Shannon Love explains to non-scientists that scientific peer-review is a lightweight process:

It works like this. An experimenter in a particular field sends a paper to a journal that covers that field. The editor then secretly selects scientists in the same field whom the editor believes are competent to glance over the paper and check it for obvious errors or faults. In the vast majority of cases, peer reviewers do not examine the original data, do not examine experimental records, do not examine the experiment’s hardware/software and they most certainly do not confirm the results claimed in the paper by reproducing the experiment themselves.

Saying a paper is peer reviewed says nothing about the validity of its conclusions.

Peer-review is a political process:

Peer review protects a journal’s reputation by hiring experts in a field to check papers prior to publication. It is not a journal’s responsibility to confirm or refute experimental conclusions, but it is their responsibility to check for basic errors in math or methodology, just as they would check for errors in grammar or spelling. Peer review offloads any responsibility for publishing bad papers onto anonymous members of the scientific community. It’s a perfect form of blame passing that everyone else wishes they could use.

This blame passing also keeps journals and editors from being accused of taking sides in personal and professional quarrels. It is also the reason that reviewers themselves prefer to remain anonymous. No scientist wants to suffer the professional and personal consequences from either refusing or accepting a paper they should not have refused or accepted. It is also why peer review is a superficial review. The reviewers do not wish to be dragged into the minutia of scientific debates and quarrels. Instead, they concentrate on the basics that everyone can agree on.
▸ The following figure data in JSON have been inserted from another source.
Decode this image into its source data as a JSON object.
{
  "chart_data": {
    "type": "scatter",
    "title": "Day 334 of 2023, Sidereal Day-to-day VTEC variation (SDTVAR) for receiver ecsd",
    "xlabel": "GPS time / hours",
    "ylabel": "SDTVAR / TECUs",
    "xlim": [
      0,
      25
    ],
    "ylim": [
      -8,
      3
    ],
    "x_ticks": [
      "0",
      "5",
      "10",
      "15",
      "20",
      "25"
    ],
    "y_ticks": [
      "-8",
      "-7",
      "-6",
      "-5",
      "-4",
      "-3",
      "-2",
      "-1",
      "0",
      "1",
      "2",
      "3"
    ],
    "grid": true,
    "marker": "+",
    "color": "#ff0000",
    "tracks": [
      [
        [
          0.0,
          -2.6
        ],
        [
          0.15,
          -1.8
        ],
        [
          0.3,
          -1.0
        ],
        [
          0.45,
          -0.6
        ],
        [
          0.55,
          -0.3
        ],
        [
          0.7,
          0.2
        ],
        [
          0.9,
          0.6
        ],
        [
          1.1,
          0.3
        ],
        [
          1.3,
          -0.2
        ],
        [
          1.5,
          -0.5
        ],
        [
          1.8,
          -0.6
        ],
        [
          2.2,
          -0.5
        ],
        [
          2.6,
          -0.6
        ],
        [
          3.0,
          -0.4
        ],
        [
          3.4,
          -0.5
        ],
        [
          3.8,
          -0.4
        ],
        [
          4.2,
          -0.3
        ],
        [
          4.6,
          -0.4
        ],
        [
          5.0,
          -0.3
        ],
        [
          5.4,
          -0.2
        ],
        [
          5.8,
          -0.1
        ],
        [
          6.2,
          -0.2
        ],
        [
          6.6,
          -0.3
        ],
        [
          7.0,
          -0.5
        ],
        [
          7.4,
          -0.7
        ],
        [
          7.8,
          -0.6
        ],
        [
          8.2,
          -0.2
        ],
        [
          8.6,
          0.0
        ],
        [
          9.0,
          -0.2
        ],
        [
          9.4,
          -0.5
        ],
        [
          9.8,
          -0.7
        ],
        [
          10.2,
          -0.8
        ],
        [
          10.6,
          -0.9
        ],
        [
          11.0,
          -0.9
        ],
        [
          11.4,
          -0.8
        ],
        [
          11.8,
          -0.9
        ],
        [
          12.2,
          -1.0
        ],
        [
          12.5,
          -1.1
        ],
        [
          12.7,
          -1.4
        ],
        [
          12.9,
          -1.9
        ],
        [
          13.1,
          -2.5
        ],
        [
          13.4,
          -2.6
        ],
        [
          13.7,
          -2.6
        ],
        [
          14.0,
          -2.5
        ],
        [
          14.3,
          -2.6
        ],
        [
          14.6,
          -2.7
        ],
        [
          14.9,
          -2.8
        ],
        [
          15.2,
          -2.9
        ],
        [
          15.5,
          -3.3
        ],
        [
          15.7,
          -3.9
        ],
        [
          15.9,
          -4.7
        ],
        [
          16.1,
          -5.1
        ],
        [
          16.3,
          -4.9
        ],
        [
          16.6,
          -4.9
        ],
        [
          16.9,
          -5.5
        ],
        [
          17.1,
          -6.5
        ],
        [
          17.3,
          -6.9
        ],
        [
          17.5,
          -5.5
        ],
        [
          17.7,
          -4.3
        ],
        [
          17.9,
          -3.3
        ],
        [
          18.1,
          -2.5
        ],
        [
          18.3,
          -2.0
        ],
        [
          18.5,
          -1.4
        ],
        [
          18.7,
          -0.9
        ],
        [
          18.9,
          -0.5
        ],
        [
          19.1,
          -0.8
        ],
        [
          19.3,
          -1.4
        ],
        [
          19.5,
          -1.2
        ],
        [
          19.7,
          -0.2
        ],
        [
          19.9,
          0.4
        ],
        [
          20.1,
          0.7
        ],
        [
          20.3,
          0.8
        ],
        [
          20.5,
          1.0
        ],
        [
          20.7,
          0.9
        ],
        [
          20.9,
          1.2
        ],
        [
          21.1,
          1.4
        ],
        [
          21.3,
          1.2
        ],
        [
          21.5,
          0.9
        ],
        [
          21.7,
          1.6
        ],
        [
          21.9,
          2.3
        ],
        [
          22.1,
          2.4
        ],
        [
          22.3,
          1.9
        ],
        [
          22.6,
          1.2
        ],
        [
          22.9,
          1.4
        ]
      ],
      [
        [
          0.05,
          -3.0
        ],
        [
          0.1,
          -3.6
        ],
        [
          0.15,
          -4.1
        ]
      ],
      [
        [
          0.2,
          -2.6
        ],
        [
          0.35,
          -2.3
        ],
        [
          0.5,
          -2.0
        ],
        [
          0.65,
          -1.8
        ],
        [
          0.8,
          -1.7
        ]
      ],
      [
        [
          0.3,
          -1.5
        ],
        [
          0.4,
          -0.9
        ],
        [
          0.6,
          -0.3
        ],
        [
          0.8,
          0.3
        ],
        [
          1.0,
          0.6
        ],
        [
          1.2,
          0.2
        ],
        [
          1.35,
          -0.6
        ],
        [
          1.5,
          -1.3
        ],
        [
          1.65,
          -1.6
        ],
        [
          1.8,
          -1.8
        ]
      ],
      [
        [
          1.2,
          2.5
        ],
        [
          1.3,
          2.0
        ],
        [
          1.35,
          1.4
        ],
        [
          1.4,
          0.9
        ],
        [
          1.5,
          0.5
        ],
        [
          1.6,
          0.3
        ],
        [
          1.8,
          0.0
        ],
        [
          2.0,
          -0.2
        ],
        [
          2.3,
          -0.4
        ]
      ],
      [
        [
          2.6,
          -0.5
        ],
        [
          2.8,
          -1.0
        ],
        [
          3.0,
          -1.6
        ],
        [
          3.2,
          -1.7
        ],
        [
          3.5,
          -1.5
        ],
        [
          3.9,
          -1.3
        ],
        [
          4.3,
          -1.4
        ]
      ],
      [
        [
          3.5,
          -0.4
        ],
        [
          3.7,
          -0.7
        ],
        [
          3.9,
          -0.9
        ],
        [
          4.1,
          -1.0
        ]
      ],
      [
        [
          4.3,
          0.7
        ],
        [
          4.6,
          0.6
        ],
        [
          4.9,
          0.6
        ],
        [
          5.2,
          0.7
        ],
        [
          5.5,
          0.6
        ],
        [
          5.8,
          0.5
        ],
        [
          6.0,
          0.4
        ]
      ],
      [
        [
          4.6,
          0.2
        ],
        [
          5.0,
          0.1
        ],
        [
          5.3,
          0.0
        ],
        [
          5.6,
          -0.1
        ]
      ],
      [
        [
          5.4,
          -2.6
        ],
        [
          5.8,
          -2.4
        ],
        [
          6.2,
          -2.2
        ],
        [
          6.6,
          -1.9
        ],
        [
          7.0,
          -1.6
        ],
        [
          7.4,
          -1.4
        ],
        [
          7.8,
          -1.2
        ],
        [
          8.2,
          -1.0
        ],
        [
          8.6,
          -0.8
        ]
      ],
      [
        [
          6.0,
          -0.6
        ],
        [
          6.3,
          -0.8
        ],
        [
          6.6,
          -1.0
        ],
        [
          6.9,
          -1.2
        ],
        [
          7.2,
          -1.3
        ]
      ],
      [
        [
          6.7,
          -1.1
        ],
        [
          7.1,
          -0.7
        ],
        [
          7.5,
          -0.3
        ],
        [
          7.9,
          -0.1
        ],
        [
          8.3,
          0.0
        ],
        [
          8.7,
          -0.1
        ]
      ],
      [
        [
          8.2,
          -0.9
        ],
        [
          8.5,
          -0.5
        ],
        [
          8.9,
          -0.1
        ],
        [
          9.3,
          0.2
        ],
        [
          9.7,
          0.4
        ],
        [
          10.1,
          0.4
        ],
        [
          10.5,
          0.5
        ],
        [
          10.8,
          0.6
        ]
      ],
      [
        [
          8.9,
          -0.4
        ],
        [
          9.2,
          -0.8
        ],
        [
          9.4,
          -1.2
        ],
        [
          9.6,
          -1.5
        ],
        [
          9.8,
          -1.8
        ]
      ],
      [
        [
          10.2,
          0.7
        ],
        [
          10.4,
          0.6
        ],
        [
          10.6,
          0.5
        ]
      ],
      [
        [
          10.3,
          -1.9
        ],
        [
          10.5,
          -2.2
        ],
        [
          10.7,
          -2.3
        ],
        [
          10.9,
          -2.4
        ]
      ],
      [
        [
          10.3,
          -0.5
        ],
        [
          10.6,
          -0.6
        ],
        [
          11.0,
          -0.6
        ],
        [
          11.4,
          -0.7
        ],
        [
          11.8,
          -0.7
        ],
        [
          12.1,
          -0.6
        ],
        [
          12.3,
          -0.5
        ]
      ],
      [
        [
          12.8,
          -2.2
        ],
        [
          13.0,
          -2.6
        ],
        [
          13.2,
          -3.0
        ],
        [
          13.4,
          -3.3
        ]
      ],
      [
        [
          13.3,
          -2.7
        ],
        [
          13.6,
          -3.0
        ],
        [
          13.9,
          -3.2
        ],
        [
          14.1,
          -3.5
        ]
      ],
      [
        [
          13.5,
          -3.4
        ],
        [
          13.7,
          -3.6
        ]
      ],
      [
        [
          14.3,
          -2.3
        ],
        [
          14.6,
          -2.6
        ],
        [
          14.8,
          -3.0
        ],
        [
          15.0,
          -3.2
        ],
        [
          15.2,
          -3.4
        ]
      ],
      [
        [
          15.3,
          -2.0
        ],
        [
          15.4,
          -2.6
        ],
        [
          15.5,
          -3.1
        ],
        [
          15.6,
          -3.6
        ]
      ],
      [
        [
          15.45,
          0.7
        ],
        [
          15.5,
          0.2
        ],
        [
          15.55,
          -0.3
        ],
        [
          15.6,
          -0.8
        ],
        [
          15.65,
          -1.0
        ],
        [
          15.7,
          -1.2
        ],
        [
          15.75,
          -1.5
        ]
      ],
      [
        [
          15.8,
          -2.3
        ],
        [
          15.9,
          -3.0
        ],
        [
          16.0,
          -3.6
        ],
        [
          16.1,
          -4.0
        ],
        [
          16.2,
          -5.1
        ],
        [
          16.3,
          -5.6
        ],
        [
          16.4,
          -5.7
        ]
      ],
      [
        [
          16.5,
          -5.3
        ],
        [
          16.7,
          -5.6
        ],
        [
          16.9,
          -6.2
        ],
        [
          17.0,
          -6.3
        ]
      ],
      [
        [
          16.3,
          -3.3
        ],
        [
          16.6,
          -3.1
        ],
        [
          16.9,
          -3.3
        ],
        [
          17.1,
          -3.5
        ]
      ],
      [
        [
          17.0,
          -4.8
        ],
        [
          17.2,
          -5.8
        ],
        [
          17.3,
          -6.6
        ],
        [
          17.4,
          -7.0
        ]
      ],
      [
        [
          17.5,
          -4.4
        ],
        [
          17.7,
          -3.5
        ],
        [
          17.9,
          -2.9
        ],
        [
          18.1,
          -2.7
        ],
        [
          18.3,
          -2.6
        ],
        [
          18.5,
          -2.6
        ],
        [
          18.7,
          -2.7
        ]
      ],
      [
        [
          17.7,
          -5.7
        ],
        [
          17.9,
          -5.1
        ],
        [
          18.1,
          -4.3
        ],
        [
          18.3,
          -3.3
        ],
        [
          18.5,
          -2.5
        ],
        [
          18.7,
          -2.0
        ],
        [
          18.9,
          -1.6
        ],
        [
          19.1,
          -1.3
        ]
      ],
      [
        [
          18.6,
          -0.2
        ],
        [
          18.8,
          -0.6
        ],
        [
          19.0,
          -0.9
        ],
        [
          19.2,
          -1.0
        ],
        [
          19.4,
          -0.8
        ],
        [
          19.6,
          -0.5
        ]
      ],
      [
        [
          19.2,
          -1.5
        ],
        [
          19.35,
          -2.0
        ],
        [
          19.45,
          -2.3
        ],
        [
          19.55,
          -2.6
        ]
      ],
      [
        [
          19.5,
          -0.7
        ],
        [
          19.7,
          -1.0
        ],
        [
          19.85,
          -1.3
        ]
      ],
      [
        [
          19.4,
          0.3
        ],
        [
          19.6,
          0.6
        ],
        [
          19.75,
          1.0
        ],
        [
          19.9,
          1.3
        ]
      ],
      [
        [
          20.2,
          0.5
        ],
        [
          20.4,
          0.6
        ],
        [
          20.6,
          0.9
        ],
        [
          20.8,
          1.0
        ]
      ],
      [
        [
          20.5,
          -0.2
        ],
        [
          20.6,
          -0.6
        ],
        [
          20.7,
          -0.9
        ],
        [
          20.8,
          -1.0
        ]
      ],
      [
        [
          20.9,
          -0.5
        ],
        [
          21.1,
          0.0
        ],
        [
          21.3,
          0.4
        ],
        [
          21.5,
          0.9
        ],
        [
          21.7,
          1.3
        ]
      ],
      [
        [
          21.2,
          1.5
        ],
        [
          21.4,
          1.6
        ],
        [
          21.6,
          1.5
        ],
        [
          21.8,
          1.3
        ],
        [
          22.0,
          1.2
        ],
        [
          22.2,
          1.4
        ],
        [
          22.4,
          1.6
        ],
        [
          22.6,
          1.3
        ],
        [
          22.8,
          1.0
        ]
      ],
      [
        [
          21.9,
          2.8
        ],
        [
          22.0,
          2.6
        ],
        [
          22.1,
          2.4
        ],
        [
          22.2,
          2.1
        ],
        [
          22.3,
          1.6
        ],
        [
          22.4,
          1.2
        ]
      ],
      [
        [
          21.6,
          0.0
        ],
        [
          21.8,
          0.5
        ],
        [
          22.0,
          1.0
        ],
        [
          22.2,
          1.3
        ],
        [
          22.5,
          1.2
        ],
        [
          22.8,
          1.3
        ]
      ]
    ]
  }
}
Eric Falkenstein adds his thoughts:

I’ve refereed many papers, and I never independently tried to replicate their results with their algorithm and data. If they faked their data subtly, only posterity would punish them, not a referee.

But a referee also crucially opines on a paper’s usefulness, and this involves guessing what other people would like to reference. Most models do not have straightforward empirical implications, so this is often an assessment of which toolkit is considered cutting edge. Economics often builds huge Rube Goldberg machines that potentially are useful, which are never refuted, but rather, fade away as the professors who made their reputations on these models retire, and the new generation sees that they are quite useless.

Input-output models, large scale macroeconomic models, second order difference equations modeling the GDP. These were all considered the apex of ‘good form’, and so any results in these frameworks, if sufficiently rigorous, were published. If you submitted a paper today using these frameworks, you would get rejected out of hand because they are no longer considered useful. But that came through long experience, and not any definitive rejection. Even today, some results based on dynamic programming, and using vector autoregressions, are published merely for getting a result, not an interesting one, because the technique is difficult, rigorous, and takes economics a leap equivalent to the leap from astrology to astronomy. Who says economists don’t work on faith?